Fakat Abdüsselam’ın hayali asla gerçekleşmedi ve o geride şu yakıcı tespiti bırakarak öldü: “Bu gezegendeki bütün uygarlıklar arasında bilimin en zayıf olduğu kesim İslam coğrafyasıdır. İçinde bulunduğumuz çağın koşullarında onurlu bir toplum yaşamı, direkt olarak bilime ve teknolojiye bağlı olduğundan bu zayıflığın tehlikesi geçiştirilemeyecek kadar büyüktür”.
ENGELLEYİCİ ALIŞKANLIKLAR
Problemlerden biri şudur ki pek çok Müslüman, modern bilimi, dünyevi, hatta tanrıtanımaz bir Batı buluşu olarak görmekte, 9. yüzyılın ilkyarısında başlayıp, birçok asır devam eden altın çağlar boyunca Müslüman bilginler tarafından bilime yapılan birçok muhteşem katkıyı unutmaktadır.

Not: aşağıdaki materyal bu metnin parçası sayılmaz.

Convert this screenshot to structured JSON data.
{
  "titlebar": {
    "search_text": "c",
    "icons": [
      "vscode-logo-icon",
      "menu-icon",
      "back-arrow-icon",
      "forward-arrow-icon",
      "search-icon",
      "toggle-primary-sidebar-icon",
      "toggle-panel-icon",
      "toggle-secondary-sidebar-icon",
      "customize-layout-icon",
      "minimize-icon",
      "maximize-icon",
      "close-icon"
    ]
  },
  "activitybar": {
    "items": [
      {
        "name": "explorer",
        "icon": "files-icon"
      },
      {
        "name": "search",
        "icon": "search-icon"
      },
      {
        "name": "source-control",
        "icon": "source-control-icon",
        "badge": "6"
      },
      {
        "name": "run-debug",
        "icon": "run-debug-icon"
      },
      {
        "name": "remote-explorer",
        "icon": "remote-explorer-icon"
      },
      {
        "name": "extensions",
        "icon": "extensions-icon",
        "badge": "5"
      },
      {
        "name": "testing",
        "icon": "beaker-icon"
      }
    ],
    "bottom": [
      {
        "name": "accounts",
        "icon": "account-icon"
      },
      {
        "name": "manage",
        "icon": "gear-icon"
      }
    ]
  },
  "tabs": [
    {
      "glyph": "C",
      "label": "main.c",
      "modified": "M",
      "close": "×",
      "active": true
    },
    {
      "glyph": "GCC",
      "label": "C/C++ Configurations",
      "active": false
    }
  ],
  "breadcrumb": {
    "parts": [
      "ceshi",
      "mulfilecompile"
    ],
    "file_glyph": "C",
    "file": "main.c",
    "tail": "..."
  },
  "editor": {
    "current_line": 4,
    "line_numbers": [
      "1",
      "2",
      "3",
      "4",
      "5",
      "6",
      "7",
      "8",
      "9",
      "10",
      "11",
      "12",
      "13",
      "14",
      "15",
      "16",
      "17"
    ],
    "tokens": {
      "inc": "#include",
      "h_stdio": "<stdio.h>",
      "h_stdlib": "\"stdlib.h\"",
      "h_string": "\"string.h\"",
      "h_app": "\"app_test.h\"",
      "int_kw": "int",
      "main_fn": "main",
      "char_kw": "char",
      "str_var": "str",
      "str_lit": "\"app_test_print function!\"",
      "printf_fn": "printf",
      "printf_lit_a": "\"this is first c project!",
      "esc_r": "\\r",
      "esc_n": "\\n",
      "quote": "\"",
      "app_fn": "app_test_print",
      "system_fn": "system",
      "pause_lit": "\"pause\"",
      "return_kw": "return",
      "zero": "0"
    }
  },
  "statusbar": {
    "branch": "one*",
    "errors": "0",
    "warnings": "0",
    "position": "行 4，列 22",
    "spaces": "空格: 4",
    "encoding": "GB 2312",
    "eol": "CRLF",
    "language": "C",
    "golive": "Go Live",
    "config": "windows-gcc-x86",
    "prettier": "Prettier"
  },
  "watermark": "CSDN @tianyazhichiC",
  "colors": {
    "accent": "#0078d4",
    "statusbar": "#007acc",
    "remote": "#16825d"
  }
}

Bu çağlarda matematik, astronomi ve tıptan, fizik kimya, mühendislik ve felsefeye kadar her alanda parlak gelişmeler yaşandı. Bu çağ, Avrupa’nın büyük kısmının karanlık bir çağda bocaladığı bir zamanda, rasyonel düşüncenin ruhuyla ortaya konulan bir çağdı.
Fakat bu özgür düşünce ve meraka dayalı bilgiye susamışlık, tedrici bir şekilde yıkılmaya doğru gitti. Şunu da belirtmeliyim ki, bu tersine gidiş, Batı’da birçoklarının düşündüklerinden birkaç yüzyıl daha sonra oldu, çünkü tıp, matematik ve astronomideki ilerlemeler 15. yüzyıla kadar sürdürüldü.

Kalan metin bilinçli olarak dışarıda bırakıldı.